Racconta La Storia dal punto di vista di chi - secondo i libri di storia - la Storia non la fa: una donna e il suo bambino.

La donna è Ida, una maestra di origine ebrea che nel 1941 viene violentata da un soldato tedesco che non vedrà mai più. Il bambino è il frutto di questa violenza, Useppe, pieno di gioia di vivere fin dai primi mesi e troppo carino per fare parte di questo mondo.

Come raccontare questo libro in poche righe? Impossibile.
Attraverso tanti personaggi indimenticabili, racconta una Storia maligna che investe e travolge le esistenze dei suoi protagonisti in un continuo di eventi in cui, da anni e anni, è tutto sbagliato.
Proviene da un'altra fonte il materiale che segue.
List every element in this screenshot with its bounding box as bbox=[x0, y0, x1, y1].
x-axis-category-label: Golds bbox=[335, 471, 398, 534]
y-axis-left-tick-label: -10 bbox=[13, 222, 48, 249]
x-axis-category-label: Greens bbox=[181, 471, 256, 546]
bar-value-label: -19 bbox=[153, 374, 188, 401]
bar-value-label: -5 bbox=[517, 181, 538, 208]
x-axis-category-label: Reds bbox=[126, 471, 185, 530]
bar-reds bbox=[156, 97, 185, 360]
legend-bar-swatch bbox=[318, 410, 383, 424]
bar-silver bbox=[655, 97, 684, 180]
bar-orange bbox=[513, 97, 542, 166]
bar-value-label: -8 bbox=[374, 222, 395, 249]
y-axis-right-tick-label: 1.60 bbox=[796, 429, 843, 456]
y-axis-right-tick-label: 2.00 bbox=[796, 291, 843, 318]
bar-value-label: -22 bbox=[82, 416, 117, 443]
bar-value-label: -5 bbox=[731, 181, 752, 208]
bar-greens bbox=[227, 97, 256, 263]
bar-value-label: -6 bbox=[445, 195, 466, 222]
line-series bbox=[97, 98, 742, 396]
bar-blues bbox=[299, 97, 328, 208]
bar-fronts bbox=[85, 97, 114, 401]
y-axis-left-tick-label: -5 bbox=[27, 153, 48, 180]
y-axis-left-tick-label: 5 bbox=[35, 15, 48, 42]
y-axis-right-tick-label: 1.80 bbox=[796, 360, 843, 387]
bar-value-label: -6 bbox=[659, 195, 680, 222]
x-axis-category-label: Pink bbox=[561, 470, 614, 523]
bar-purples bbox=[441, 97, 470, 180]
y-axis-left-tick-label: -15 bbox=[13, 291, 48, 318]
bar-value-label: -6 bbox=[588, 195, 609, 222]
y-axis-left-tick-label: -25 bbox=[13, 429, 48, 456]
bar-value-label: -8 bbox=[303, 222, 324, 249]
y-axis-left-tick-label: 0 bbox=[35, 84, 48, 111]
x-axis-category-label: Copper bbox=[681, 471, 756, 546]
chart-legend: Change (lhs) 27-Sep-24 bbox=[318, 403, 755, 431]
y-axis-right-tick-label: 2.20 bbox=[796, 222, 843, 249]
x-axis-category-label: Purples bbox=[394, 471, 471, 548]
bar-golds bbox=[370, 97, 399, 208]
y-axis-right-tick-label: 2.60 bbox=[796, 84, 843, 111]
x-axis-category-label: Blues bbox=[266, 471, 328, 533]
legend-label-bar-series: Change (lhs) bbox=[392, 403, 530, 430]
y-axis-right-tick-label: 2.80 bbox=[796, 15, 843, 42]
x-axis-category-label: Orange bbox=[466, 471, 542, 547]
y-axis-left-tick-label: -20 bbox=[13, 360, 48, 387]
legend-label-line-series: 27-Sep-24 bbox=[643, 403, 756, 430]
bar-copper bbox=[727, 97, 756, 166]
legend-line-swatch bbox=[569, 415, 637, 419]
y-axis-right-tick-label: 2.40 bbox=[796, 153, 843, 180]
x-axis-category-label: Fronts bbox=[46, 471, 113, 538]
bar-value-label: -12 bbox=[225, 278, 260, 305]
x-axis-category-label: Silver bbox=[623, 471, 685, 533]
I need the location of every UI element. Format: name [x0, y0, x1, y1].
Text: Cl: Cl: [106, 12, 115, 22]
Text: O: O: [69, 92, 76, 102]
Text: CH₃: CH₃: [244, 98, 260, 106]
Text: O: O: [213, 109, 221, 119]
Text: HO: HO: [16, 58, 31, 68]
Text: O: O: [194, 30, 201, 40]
La scrittura della Morante è maestosa e sa raccontare e rendere reale praticamente qualsiasi cosa.
Il passato di Ida e dei suoi genitori, riassunto in poche pagine senza annoiare e senza che manchi nulla, il punto di vista di un bambino di due anni e la sua meraviglia per il mondo, la tenerezza di un fratello maggiore che porta in giro il fratellino e gli insegna nuove parole, l'amore (ricambiato) per il proprio cane, la gioia di un incontro, l'angoscia di un ricordo e il timore per il futuro, il delirio febbricitante di un malato, la passione e la fede nei propri ideali politici.
Non credo di esagerare se dico che tutto quel che c'è nella vita si può trovare perfettamente descritto in queste pagine che lasciano senza fiato.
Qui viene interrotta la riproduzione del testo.